GREEN BAY, WIS. – The American Dairy Coalition laid out its list of federal milk pricing priorities, ahead of the shaping of the 2023 farm bill.

The farmer-led organization that focuses on federal dairy policy stated it began engaging farmers and people within the dairy industry on the matter in 2020, when the Class 1 price formula change from the last farm bill in 2018 began having negative consequences.

The coalition, which utilized webinars, calls, surveys and other lines of communication to gather information and opinions, ultimately came up with eight federal milk pricing priorities, which were approved by the ADC board:

• Examine Class 1 mover via hearing – The ADC stated Federal Milk Marketing Order changes should go through a hearing process and include comparisons to previous Class 1 mover formulas.

• Address risk management concerns – The coalition emphasized that every FMMO milk pricing proposal should be “stress-tested to gauge impact on performance of the tools dairy farmers purchase to manage price risk.”

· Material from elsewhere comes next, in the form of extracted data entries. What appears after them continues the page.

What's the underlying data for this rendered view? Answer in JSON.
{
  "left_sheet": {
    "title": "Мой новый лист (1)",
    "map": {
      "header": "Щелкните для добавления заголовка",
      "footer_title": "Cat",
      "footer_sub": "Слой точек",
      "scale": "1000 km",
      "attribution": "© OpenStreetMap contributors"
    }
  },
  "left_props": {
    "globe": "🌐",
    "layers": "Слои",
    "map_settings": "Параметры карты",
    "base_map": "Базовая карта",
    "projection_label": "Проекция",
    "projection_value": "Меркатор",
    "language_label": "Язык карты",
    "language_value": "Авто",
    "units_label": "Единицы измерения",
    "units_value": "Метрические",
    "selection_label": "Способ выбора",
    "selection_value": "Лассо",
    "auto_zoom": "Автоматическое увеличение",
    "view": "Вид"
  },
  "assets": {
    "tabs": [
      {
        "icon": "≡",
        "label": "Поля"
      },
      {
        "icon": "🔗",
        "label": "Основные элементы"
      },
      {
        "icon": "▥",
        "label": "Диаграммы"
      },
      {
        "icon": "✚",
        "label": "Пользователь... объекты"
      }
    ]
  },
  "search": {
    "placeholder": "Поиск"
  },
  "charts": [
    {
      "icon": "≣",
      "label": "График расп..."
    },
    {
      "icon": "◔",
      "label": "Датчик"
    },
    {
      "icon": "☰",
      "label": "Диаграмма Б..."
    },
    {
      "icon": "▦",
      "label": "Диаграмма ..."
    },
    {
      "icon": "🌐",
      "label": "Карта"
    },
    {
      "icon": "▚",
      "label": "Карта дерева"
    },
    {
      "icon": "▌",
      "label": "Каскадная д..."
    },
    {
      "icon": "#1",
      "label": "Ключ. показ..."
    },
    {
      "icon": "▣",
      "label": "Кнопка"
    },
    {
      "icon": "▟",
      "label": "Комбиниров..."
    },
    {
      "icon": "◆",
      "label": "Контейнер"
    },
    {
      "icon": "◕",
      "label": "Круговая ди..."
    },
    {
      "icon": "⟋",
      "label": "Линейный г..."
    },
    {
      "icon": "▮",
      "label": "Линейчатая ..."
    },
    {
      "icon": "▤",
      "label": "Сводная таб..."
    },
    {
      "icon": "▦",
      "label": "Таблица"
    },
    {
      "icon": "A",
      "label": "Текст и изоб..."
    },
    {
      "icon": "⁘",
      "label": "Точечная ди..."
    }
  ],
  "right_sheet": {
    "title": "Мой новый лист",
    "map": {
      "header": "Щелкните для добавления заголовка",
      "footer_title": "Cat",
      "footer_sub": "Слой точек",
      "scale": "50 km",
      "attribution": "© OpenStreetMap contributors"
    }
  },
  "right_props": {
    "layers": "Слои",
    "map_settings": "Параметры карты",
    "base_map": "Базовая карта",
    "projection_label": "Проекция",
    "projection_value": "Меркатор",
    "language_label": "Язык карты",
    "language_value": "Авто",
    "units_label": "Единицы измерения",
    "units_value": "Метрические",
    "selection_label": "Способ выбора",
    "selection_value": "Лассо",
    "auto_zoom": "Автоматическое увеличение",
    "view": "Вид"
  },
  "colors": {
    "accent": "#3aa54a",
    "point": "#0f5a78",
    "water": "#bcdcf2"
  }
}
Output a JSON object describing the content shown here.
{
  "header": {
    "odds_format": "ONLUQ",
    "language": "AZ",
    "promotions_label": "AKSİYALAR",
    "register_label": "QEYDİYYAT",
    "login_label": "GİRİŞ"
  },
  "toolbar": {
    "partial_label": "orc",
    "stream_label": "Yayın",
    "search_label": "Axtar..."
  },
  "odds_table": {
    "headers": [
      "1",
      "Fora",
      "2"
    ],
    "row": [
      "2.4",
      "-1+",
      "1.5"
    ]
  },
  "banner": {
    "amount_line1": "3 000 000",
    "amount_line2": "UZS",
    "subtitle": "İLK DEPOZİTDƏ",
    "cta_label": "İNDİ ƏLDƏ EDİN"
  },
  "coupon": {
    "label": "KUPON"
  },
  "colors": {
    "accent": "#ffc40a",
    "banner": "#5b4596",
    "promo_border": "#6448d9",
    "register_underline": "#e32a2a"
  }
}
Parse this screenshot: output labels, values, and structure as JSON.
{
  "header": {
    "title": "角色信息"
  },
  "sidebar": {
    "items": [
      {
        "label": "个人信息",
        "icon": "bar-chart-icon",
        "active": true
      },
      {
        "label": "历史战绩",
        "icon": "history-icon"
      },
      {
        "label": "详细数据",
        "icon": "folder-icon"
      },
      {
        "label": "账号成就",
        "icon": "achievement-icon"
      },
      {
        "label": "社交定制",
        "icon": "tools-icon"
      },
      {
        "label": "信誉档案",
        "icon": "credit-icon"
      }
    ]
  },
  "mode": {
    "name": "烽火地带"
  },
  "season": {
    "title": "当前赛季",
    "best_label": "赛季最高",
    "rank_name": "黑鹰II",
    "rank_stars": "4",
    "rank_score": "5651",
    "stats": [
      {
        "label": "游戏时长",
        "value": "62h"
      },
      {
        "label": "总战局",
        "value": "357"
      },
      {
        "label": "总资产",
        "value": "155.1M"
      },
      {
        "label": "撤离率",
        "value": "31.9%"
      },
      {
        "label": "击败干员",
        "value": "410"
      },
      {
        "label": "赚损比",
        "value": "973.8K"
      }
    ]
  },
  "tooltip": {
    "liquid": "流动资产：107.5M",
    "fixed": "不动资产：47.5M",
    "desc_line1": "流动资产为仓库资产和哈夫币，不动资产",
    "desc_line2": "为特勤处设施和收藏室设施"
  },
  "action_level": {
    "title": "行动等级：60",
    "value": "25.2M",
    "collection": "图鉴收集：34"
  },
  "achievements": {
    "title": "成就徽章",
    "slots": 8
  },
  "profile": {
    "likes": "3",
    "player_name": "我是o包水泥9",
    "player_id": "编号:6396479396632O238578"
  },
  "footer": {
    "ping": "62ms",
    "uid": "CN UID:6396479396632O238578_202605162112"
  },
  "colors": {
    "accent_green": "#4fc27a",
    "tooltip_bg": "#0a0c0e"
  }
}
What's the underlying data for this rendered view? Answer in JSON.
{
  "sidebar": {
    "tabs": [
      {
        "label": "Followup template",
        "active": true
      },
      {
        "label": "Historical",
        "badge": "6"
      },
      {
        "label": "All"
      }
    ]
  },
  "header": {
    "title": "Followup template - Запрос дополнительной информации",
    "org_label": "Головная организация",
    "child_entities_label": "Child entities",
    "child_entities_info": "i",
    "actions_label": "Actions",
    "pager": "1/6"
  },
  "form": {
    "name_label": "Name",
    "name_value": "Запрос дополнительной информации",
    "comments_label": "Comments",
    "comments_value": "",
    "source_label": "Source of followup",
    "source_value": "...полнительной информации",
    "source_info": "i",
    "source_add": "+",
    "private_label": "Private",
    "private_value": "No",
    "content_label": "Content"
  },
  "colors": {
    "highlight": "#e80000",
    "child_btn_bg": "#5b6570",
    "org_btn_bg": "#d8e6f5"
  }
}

• Restore democracy – A vote following FMMO hearings should allow for “all individual dairy farmers to cast a secure, confidential and trustworthy ballot,” and the process shouldn’t rely on bloc voting from cooperatives.

• Tie the make allowance amendment to the Class 1 mover amendment – The ADC wants to see a hearing on the previous “higher of” Class 1 mover formula if an FMMO is amended or an FMMO hearing process is opened to raise processor costs to convert milk into a finished dairy product.

• Tie make allowance raises to farmers receiving adequate and transparent mailbox milk prices – The coalition called for make allowances to be derived “directly from dairy farmers’ milk payments as they are embedded into the classified end-product pricing formulas.”

• Expand pricing survey and include farm cost of production – “Mandatory and frequent reporting of farm-level milk cost of production,” would be in place under this guideline, which also calls for a comprehensive survey of dairy product prices, reaching farther than the four base commodities used in end-product pricing.

• Examine Dairy Forward Pricing Program impacts and structure – Per the ADC, farmers need to be able to protect their actual mailbox milk price in a longer-term forward pricing agreement, so farmers have flexibility.

• Climate and carbon tracking clarity, and carbon asset ownership – The ADC wants a dairy farm to be able to retain “100% ownership at all times” of its earned and achieved carbon assets, regardless of where its milk is processed. Plus, the coalition wants milk buyers who acquire a dairy farm’s data to disclose how that information will be used – and stated farmers should have some recourse if the data is used against them when milk contracts are renewed.